Los sanatorios encantados del Guadarrama

Los sanatorios de la Sierra de Guadarrama cuentan con una larga tradición de historias sobre internos que murieron allí

`De leyenda´
Por Rosa Alonso

El Sanatorio del Ángel, Hospital Hispano o el de La Tablada son sólo algunos de los centros especiales que durante el siglo XIX poblaron la Sierra de Guadarrama. En ellos, cientos de enfermos de tuberculosis, silicosis y enfermedades como el SIDA, no diagnosticadas hasta mucho tiempo después, convivieron con aquellos que perecían en extrañas circunstancias o preferían la llamada de la muerte a una vida miserable llena de dolor.

Primeros síntomas

Había contraído tuberculosis al cumplir cinco años. Una mañana amaneció empapada en sudor a causa de una fiebre altísima y comenzó a toser. Los vecinos de la casa familiar no tardaron en enterarse, ya que en palabras de su madre “algo peor que la peste había entrado por la puerta”. El dinero de su padre ayudó a que por su habitación pasaran los mejores médicos de la ciudad y alguno llegado del extranjero. Todos coincidieron en que no había sanación posible más que trasladarla a un lugar situado a gran altitud. Creían que así la sangre llegaría mejor a los pulmones y éstos sanarían por sí solos con el paso de los meses.

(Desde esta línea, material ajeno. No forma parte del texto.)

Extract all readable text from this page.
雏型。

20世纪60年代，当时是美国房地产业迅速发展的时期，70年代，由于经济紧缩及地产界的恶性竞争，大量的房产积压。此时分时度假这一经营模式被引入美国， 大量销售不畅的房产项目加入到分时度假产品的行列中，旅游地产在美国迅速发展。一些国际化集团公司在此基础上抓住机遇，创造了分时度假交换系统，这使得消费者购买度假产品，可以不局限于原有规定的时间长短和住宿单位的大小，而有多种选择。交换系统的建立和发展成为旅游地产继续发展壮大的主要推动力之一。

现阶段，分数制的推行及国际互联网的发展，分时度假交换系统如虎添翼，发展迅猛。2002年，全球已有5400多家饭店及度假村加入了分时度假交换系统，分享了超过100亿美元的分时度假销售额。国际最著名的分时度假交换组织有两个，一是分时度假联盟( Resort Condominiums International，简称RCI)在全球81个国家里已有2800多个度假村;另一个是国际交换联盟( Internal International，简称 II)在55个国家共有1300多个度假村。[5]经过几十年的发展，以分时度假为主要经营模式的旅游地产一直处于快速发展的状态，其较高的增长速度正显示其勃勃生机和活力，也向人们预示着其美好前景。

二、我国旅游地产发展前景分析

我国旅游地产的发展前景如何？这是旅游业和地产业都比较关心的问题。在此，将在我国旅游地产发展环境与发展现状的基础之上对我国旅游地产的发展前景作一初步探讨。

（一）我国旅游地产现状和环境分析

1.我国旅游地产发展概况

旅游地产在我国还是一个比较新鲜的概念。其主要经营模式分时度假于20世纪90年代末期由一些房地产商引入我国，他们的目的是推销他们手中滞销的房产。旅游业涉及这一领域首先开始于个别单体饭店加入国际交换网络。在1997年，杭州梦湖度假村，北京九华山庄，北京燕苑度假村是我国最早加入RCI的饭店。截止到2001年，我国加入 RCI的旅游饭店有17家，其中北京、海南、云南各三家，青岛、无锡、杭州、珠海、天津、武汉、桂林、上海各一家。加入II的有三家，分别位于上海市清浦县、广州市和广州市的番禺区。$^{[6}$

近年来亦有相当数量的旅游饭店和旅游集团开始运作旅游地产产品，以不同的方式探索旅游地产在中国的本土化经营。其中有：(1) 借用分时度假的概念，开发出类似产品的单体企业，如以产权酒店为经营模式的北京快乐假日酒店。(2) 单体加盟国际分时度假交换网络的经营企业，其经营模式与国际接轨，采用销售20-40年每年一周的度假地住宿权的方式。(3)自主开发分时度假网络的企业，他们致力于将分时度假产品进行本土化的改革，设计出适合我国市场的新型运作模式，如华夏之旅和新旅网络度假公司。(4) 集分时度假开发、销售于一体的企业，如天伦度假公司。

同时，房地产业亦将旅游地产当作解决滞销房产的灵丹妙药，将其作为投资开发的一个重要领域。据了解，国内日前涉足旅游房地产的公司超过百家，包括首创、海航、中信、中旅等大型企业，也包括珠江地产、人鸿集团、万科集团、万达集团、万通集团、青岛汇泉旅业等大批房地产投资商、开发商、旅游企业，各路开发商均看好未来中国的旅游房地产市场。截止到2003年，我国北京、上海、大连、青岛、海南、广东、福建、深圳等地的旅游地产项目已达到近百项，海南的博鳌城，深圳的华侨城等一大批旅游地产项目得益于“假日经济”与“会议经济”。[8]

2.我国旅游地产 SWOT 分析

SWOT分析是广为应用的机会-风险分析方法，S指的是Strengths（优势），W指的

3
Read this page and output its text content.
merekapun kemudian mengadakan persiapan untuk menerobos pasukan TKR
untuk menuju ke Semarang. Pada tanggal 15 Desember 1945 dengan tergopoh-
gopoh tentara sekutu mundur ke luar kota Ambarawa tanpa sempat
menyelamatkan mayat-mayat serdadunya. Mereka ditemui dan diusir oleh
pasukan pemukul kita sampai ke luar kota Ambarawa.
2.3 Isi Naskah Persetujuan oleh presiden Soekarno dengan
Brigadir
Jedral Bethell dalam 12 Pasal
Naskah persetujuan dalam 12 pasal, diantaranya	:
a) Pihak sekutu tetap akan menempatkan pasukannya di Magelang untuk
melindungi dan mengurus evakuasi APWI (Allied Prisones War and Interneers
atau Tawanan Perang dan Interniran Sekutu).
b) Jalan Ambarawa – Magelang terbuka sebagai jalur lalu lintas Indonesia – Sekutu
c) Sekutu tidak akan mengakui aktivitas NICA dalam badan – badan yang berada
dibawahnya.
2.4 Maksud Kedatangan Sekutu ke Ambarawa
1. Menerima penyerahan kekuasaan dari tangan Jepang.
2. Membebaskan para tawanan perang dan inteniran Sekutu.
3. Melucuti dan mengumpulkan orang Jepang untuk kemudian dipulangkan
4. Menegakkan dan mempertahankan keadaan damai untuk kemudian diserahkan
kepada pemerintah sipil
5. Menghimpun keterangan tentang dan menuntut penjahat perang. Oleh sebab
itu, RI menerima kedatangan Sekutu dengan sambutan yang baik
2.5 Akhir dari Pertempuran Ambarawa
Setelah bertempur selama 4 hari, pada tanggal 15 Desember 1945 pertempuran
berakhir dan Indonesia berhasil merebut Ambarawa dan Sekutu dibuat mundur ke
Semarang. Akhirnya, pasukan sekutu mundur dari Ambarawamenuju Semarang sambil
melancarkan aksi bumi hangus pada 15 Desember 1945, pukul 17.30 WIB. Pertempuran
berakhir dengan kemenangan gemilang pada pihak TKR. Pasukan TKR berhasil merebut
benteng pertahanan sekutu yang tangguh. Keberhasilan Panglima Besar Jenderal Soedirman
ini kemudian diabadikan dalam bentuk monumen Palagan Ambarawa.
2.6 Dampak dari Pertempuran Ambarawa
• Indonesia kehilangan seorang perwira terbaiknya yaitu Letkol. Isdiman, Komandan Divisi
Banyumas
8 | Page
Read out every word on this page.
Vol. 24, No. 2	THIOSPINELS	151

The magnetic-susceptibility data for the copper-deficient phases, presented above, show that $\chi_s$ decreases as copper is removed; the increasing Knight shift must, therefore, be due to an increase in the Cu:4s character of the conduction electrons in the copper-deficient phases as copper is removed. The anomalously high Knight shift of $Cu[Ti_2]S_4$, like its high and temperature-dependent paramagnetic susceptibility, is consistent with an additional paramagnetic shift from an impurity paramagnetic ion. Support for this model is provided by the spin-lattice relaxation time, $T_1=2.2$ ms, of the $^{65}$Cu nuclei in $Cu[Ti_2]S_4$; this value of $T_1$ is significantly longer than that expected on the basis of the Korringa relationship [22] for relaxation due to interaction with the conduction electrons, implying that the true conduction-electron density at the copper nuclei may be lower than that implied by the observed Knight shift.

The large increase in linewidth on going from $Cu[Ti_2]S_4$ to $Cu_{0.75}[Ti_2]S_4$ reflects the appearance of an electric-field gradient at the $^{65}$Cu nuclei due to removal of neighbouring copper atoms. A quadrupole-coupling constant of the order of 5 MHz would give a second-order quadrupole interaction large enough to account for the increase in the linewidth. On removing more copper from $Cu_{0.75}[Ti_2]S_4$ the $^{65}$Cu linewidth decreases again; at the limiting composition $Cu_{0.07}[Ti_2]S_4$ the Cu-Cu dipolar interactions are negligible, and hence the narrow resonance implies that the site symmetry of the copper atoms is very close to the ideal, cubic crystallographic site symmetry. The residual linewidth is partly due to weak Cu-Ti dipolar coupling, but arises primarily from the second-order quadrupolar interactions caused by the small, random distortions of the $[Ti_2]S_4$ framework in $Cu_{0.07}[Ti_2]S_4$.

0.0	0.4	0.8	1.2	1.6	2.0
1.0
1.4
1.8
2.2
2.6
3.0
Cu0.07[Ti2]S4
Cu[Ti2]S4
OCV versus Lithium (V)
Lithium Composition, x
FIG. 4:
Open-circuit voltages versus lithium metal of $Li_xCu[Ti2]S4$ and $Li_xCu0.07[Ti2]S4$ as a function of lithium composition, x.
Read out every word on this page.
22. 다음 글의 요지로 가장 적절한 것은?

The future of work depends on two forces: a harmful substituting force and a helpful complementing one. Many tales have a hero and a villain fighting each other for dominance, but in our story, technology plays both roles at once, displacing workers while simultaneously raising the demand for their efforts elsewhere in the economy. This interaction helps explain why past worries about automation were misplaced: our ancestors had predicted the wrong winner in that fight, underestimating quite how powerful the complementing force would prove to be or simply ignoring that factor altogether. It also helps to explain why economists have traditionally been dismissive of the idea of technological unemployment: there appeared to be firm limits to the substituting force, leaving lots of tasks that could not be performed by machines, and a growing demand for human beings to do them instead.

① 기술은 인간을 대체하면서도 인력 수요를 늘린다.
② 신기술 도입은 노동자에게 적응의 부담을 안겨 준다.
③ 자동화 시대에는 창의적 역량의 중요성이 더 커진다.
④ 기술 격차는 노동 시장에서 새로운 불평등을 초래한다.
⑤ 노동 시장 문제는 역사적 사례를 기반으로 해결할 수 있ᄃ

La llevaron a un hospital para que se curara lejos de Madrid, a las montañas. El médico de mayor alcurnia, que la atendió en primer lugar, anunció que “sólo el aire fresco sanaría sus males”. Su padre no permitió que se llevara su ropa ni sus fotos y sólo pudo agarrar, en el último momento, su viejo muñeco de trapo, que llegó sin brazo izquierdo y con el vestido hecho harapos.

El viaje hasta el que sería su nuevo hogar fue placentero, pues, por primera vez, pudo ver de cerca ovejas, vacas y caballos, que pastaban tranquilamente cerca de los árboles. Le hubiera gustado poder tocarlos, aunque fuera sólo una vez. Al llegar a la habitación, lo primero que hizo fue abrir la ventana y disfrutar de las colinas y montañas que se le antojaban muy altas.

Entre cuatro paredes

No estuvo mucho tiempo ingresada en el hospital aunque durante su estancia los días se le hacían eternos; los gritos de los demás pacientes, las súplicas a las enfermeras no escuchadas y la insoportable espera entre medicinas acabaron con su cordura. Al final, cuando ya no tenía fuerzas, aceptó la oscuridad que venía a visitarla prácticamente a cada instante.

Sucedió muy rápido. Simplemente, ya no hubo más luz, sólo sombras. Cuando abrió los ojos volvió a encontrarse en su habitación pero, esta vez, podía levantarse y recorrer libremente todas las habitaciones. La fiebre había cesado y la tos no la importunaría más. Por fin, no tenía ni correas que la retuvieran, ni cuerpo que le atara al suelo.